21. Oktober 2025 - 8.19 Uhr
Lokale KraftDarum spielen Luxemburger Kooperativen eine wichtige Rolle bei der Energiewende

Die Energiewende erfordert die Erzeugung erneuerbarer Energie in großen Mengen. Doch nicht jeder hat die Möglichkeit, eine eigene Fotovoltaik-Anlage zu installieren. Hier kommen die Energiekooperativen ins Spiel: Sie ermöglichen es Menschen ohne geeignetes Dach oder Grundstück, sich dennoch aktiv an der Energiewende zu beteiligen.
Luxemburg zählt aktuell insgesamt ein Dutzend Energiekooperativen, die meisten davon sind sehr lokal verwurzelt. Die erste wurde 2012 in Junglinster gegründet, die zweite 2013 in Esch. Größtenteils betreiben sie Solaranlagen, aber auch Windräder gehören zum Portfolio.
Die Motivation zur Gründung oder zum Beitritt von Energiekooperativen ist stark von Idealismus getrieben: Den Beteiligten geht es vornehmlich darum, gemeinsam erneuerbaren Strom zu erzeugen und so die Energiewende auf lokaler Ebene schneller voranzubringen.
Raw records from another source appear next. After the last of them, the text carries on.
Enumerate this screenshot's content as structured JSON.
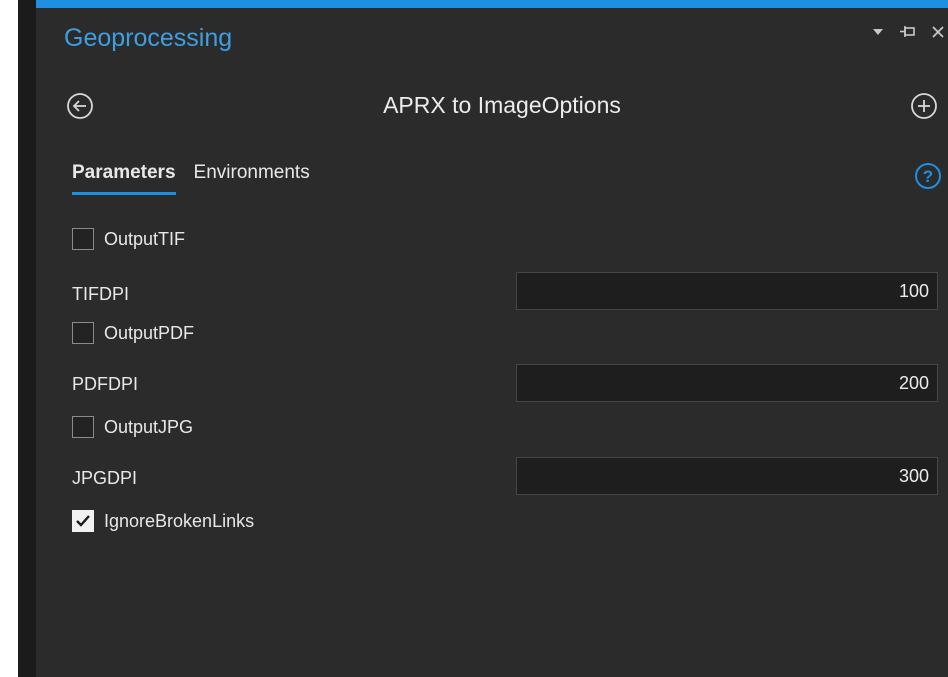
{
  "pane": {
    "title": "Geoprocessing",
    "controls": [
      "dropdown-arrow",
      "pin",
      "close"
    ]
  },
  "tool": {
    "name": "APRX to ImageOptions",
    "back_icon": "back-arrow-circle",
    "add_icon": "plus-circle"
  },
  "tabs": [
    {
      "label": "Parameters",
      "active": true
    },
    {
      "label": "Environments",
      "active": false
    }
  ],
  "help_icon": "question-circle",
  "params": {
    "output_tif": {
      "label": "OutputTIF",
      "checked": false
    },
    "tif_dpi": {
      "label": "TIFDPI",
      "value": "100"
    },
    "output_pdf": {
      "label": "OutputPDF",
      "checked": false
    },
    "pdf_dpi": {
      "label": "PDFDPI",
      "value": "200"
    },
    "output_jpg": {
      "label": "OutputJPG",
      "checked": false
    },
    "jpg_dpi": {
      "label": "JPGDPI",
      "value": "300"
    },
    "ignore_broken_links": {
      "label": "IgnoreBrokenLinks",
      "checked": true
    }
  },
  "colors": {
    "accent": "#1e8fe1",
    "title": "#3d9fe0",
    "background": "#2b2b2b",
    "input_bg": "#1e1e1e"
  }
}
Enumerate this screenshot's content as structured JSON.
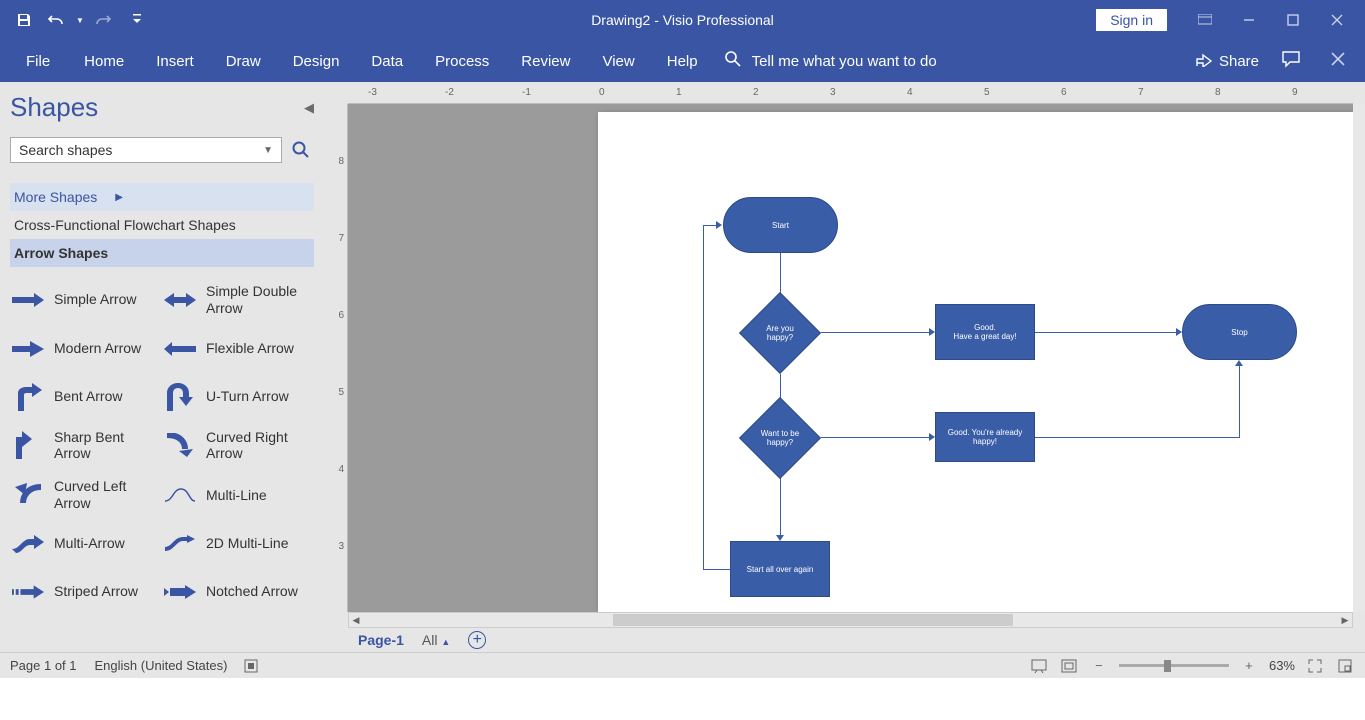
{
  "titlebar": {
    "title": "Drawing2  -  Visio Professional",
    "signin": "Sign in"
  },
  "ribbon": {
    "tabs": [
      "File",
      "Home",
      "Insert",
      "Draw",
      "Design",
      "Data",
      "Process",
      "Review",
      "View",
      "Help"
    ],
    "tellme": "Tell me what you want to do",
    "share": "Share"
  },
  "shapes": {
    "title": "Shapes",
    "search_placeholder": "Search shapes",
    "categories": {
      "more": "More Shapes",
      "cross": "Cross-Functional Flowchart Shapes",
      "arrow": "Arrow Shapes"
    },
    "items": [
      {
        "label": "Simple Arrow"
      },
      {
        "label": "Simple Double Arrow"
      },
      {
        "label": "Modern Arrow"
      },
      {
        "label": "Flexible Arrow"
      },
      {
        "label": "Bent Arrow"
      },
      {
        "label": "U-Turn Arrow"
      },
      {
        "label": "Sharp Bent Arrow"
      },
      {
        "label": "Curved Right Arrow"
      },
      {
        "label": "Curved Left Arrow"
      },
      {
        "label": "Multi-Line"
      },
      {
        "label": "Multi-Arrow"
      },
      {
        "label": "2D Multi-Line"
      },
      {
        "label": "Striped Arrow"
      },
      {
        "label": "Notched Arrow"
      }
    ]
  },
  "ruler": {
    "h": [
      "-3",
      "-2",
      "-1",
      "0",
      "1",
      "2",
      "3",
      "4",
      "5",
      "6",
      "7",
      "8",
      "9"
    ],
    "v": [
      "8",
      "7",
      "6",
      "5",
      "4",
      "3"
    ]
  },
  "flowchart": {
    "start": "Start",
    "happy": "Are you happy?",
    "good": "Good.\nHave a great day!",
    "stop": "Stop",
    "want": "Want to be happy?",
    "already": "Good. You're already happy!",
    "restart": "Start all over again"
  },
  "pagetabs": {
    "page1": "Page-1",
    "all": "All"
  },
  "statusbar": {
    "page": "Page 1 of 1",
    "lang": "English (United States)",
    "zoom": "63%"
  }
}
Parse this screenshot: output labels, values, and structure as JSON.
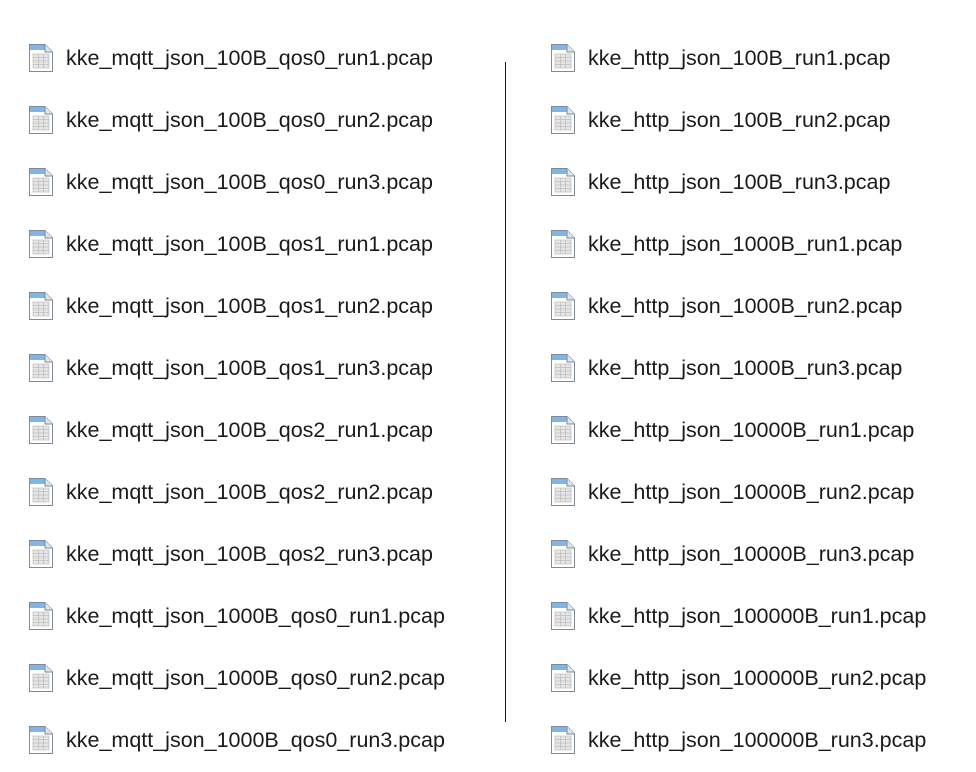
{
  "icon": "pcap-file-icon",
  "left_column": [
    {
      "name": "kke_mqtt_json_100B_qos0_run1.pcap"
    },
    {
      "name": "kke_mqtt_json_100B_qos0_run2.pcap"
    },
    {
      "name": "kke_mqtt_json_100B_qos0_run3.pcap"
    },
    {
      "name": "kke_mqtt_json_100B_qos1_run1.pcap"
    },
    {
      "name": "kke_mqtt_json_100B_qos1_run2.pcap"
    },
    {
      "name": "kke_mqtt_json_100B_qos1_run3.pcap"
    },
    {
      "name": "kke_mqtt_json_100B_qos2_run1.pcap"
    },
    {
      "name": "kke_mqtt_json_100B_qos2_run2.pcap"
    },
    {
      "name": "kke_mqtt_json_100B_qos2_run3.pcap"
    },
    {
      "name": "kke_mqtt_json_1000B_qos0_run1.pcap"
    },
    {
      "name": "kke_mqtt_json_1000B_qos0_run2.pcap"
    },
    {
      "name": "kke_mqtt_json_1000B_qos0_run3.pcap"
    }
  ],
  "right_column": [
    {
      "name": "kke_http_json_100B_run1.pcap"
    },
    {
      "name": "kke_http_json_100B_run2.pcap"
    },
    {
      "name": "kke_http_json_100B_run3.pcap"
    },
    {
      "name": "kke_http_json_1000B_run1.pcap"
    },
    {
      "name": "kke_http_json_1000B_run2.pcap"
    },
    {
      "name": "kke_http_json_1000B_run3.pcap"
    },
    {
      "name": "kke_http_json_10000B_run1.pcap"
    },
    {
      "name": "kke_http_json_10000B_run2.pcap"
    },
    {
      "name": "kke_http_json_10000B_run3.pcap"
    },
    {
      "name": "kke_http_json_100000B_run1.pcap"
    },
    {
      "name": "kke_http_json_100000B_run2.pcap"
    },
    {
      "name": "kke_http_json_100000B_run3.pcap"
    }
  ]
}
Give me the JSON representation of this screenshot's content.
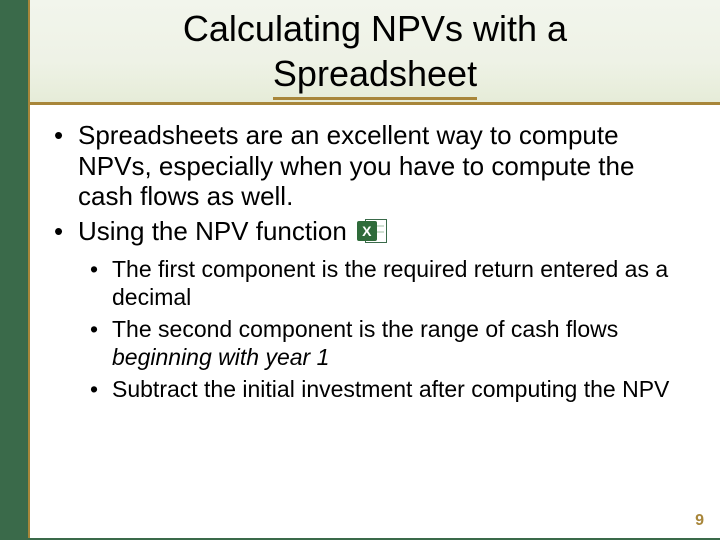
{
  "title_line1": "Calculating NPVs with a",
  "title_line2": "Spreadsheet",
  "bullets_l1": [
    "Spreadsheets are an excellent way to compute NPVs, especially when you have to compute the cash flows as well.",
    "Using the NPV function"
  ],
  "bullets_l2": [
    {
      "plain": "The first component is the required return entered as a decimal",
      "em": ""
    },
    {
      "plain": "The second component is the range of cash flows ",
      "em": "beginning with year 1"
    },
    {
      "plain": "Subtract the initial investment after computing the NPV",
      "em": ""
    }
  ],
  "icon_name": "excel-icon",
  "icon_letter": "X",
  "page_number": "9",
  "colors": {
    "accent_green": "#3a6a4a",
    "accent_gold": "#a8863a",
    "bg_gradient_top": "#f2f5ec",
    "bg_gradient_bottom": "#e6ecd8"
  }
}
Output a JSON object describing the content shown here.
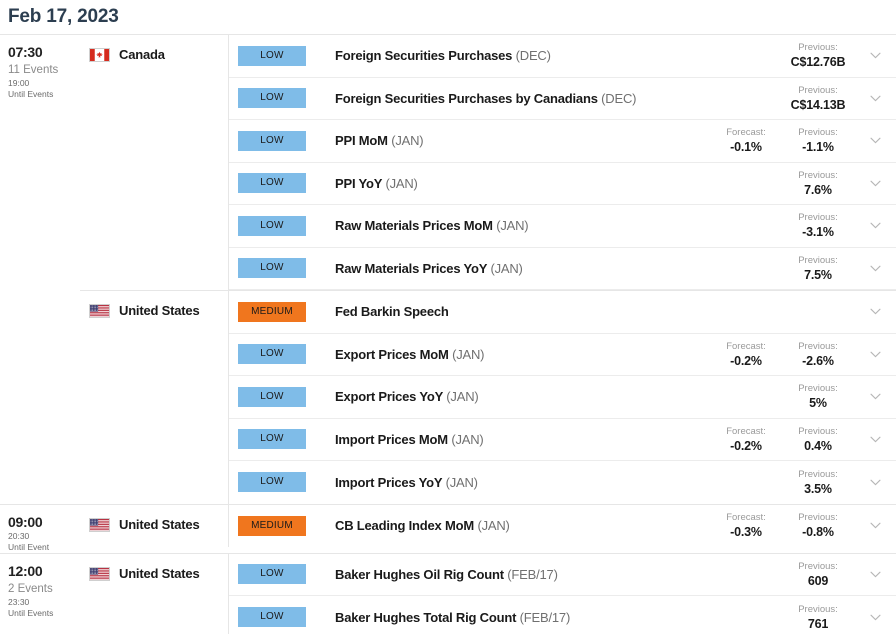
{
  "header": {
    "date": "Feb 17, 2023"
  },
  "labels": {
    "forecast": "Forecast:",
    "previous": "Previous:",
    "chevron_icon": "chevron-down-icon"
  },
  "groups": [
    {
      "time": "07:30",
      "events_count": "11 Events",
      "until_time": "19:00",
      "until_label": "Until Events",
      "countries": [
        {
          "name": "Canada",
          "flag": "canada-flag",
          "events": [
            {
              "impact": "LOW",
              "impact_level": "low",
              "title": "Foreign Securities Purchases",
              "period": "(DEC)",
              "forecast": "",
              "previous": "C$12.76B"
            },
            {
              "impact": "LOW",
              "impact_level": "low",
              "title": "Foreign Securities Purchases by Canadians",
              "period": "(DEC)",
              "forecast": "",
              "previous": "C$14.13B"
            },
            {
              "impact": "LOW",
              "impact_level": "low",
              "title": "PPI MoM",
              "period": "(JAN)",
              "forecast": "-0.1%",
              "previous": "-1.1%"
            },
            {
              "impact": "LOW",
              "impact_level": "low",
              "title": "PPI YoY",
              "period": "(JAN)",
              "forecast": "",
              "previous": "7.6%"
            },
            {
              "impact": "LOW",
              "impact_level": "low",
              "title": "Raw Materials Prices MoM",
              "period": "(JAN)",
              "forecast": "",
              "previous": "-3.1%"
            },
            {
              "impact": "LOW",
              "impact_level": "low",
              "title": "Raw Materials Prices YoY",
              "period": "(JAN)",
              "forecast": "",
              "previous": "7.5%"
            }
          ]
        },
        {
          "name": "United States",
          "flag": "usa-flag",
          "events": [
            {
              "impact": "MEDIUM",
              "impact_level": "medium",
              "title": "Fed Barkin Speech",
              "period": "",
              "forecast": "",
              "previous": ""
            },
            {
              "impact": "LOW",
              "impact_level": "low",
              "title": "Export Prices MoM",
              "period": "(JAN)",
              "forecast": "-0.2%",
              "previous": "-2.6%"
            },
            {
              "impact": "LOW",
              "impact_level": "low",
              "title": "Export Prices YoY",
              "period": "(JAN)",
              "forecast": "",
              "previous": "5%"
            },
            {
              "impact": "LOW",
              "impact_level": "low",
              "title": "Import Prices MoM",
              "period": "(JAN)",
              "forecast": "-0.2%",
              "previous": "0.4%"
            },
            {
              "impact": "LOW",
              "impact_level": "low",
              "title": "Import Prices YoY",
              "period": "(JAN)",
              "forecast": "",
              "previous": "3.5%"
            }
          ]
        }
      ]
    },
    {
      "time": "09:00",
      "events_count": "",
      "until_time": "20:30",
      "until_label": "Until Event",
      "countries": [
        {
          "name": "United States",
          "flag": "usa-flag",
          "events": [
            {
              "impact": "MEDIUM",
              "impact_level": "medium",
              "title": "CB Leading Index MoM",
              "period": "(JAN)",
              "forecast": "-0.3%",
              "previous": "-0.8%"
            }
          ]
        }
      ]
    },
    {
      "time": "12:00",
      "events_count": "2 Events",
      "until_time": "23:30",
      "until_label": "Until Events",
      "countries": [
        {
          "name": "United States",
          "flag": "usa-flag",
          "events": [
            {
              "impact": "LOW",
              "impact_level": "low",
              "title": "Baker Hughes Oil Rig Count",
              "period": "(FEB/17)",
              "forecast": "",
              "previous": "609"
            },
            {
              "impact": "LOW",
              "impact_level": "low",
              "title": "Baker Hughes Total Rig Count",
              "period": "(FEB/17)",
              "forecast": "",
              "previous": "761"
            }
          ]
        }
      ]
    }
  ],
  "colors": {
    "impact_low": "#7fbce8",
    "impact_medium": "#f0761e",
    "header_text": "#2c3e50",
    "border": "#e6e6e6"
  }
}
Bürger als Akteure der Energiewende
Die Form der Kooperative sorgt dabei für Demokratie und Fairness: Durch den Erwerb eines Anteils (meistens 100 Euro) wird man Mitglied und erhält ein Stimmrecht bei der jährlichen Generalversammlung. Eine Kooperative hat nicht Gewinnmaximierung als Ziel, sondern das Erfüllen gemeinsamer wirtschaftlicher oder sozialer Bedürfnisse. Ihre Mitglieder sind gleichzeitig Eigentümer und Nutzer.
Ursprünglich gab es noch viele gesetzliche Hindernisse und Benachteiligungen für Energiekooperativen. Der Staat hatte die möglichen Subventionen für solche Anlagen auf eine maximale Kapazität von 30 kW begrenzt. Die produzierte Energie durfte somit gerade mal für die Bedürfnisse von einem Dutzend Familien reichen. Erst seit 2016 dürfen auch größere kooperative Anlagen subventionierte Einspeisetarife erhalten. Das machte einen großen Unterschied, da die Einnahmen damals exklusiv von dem ins Netz eingespeisten Strom kommen durften.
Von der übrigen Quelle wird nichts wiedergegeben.